In February, Thistlethwaite kicked the republic can further down the road to an almost invisible point on the political horizon.
“I’m certainly committed to and still passionate about Australia hopefully having one day one of our own as our head of state. I’ll continue to perform that important work as an assistant to the Attorney-General,” Thistlethwaite said.
“We know that, unfortunately, the voice referendum wasn’t successful, but we’re not giving up. It’s a longer-term priority. But at the moment, the priority of the Albanese government is cost-of-living relief for Australians.”
The 1999 referendum failed for a host of reasons but the major one was that republicans could not agree on a model for the appointment of a head of state. That republicans could not come to agreement was said to be John Howard’s fault. Malcolm Turnbull declared the then prime minister “broke this nation’s heart.”
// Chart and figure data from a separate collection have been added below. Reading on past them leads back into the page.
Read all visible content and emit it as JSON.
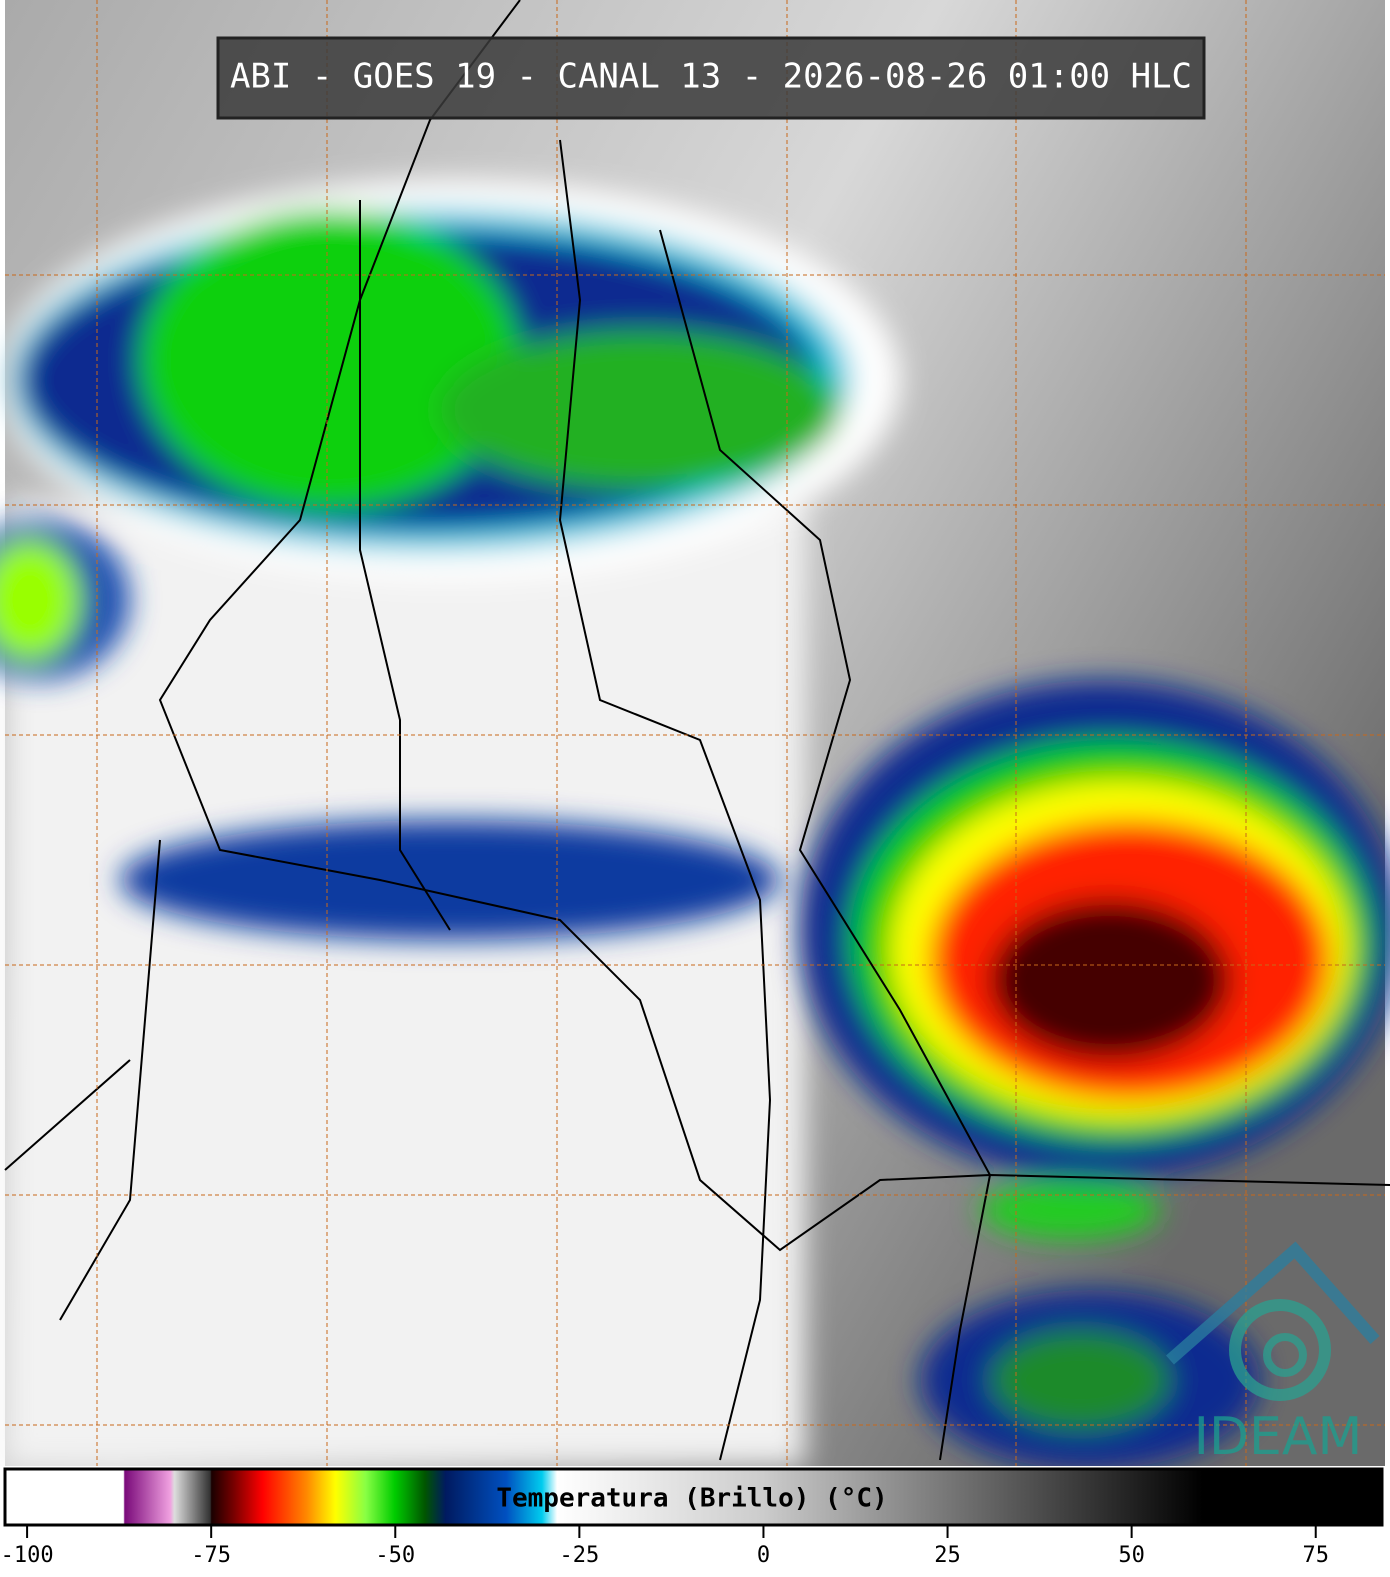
{
  "header": {
    "title": "ABI - GOES 19 - CANAL 13 - 2026-08-26 01:00 HLC"
  },
  "logo": {
    "text": "IDEAM"
  },
  "colorbar": {
    "label": "Temperatura (Brillo) (°C)",
    "lim": [
      -103,
      84
    ],
    "ticks": [
      -100,
      -75,
      -50,
      -25,
      0,
      25,
      50,
      75
    ]
  }
}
It was a strange remark given the republicans could not get their act together. The elites called for a parliamentary joint sitting super majority to appoint a president while the rank and file, quite rightly, believed the nation’s president should be elected by the people. The elites, most of them politicians, feared that an elected president might become more popular and thus enjoy more support in the community than a prime minister who spends most of his or her time in the political trenches.
Republicans had left a divide wide enough to drive a Leopard tank through. Constitutional monarchists took delight in the disunity. Disunity is death in politics and thus the 1999 referendum was virtually dead on arrival before a vote was cast.
After licking their wounds for many years, the Australian Republican Movement devised a hybrid model where the states and territories would propose one presidential candidate each with the federal parliament making three recommendations.
Thus 11 candidates in total would appear on a ballot with preferential voting to decide who becomes Australia’s president.
The ARM put its model up for comment when FitzSimons was still in the chair.
Despite it having a bit of a Gold Logie feel to it, the ARM model is a marked improvement. Still, 11 candidates might just deliver a dog’s breakfast of a result. In a preferential voting system, our new head of state could get the gig with 20 per cent or less in terms of primary votes and this is a long way from ideal.
My personal view is that we should install Jimmy Barnes as Australian President for Life and be done with it but the republicans insist on offering voters a choice from a cricket team.
In any event, the discussion is deeply esoteric, dripping in the hypothetical. There is no appetite in the community for another referendum and the Albanese government is so risk averse that any suggestion of a referendum causes heart flutters in the caucus.
The republic push is not dead but it is on life support and I don’t like the look of the patient’s ECG one little bit.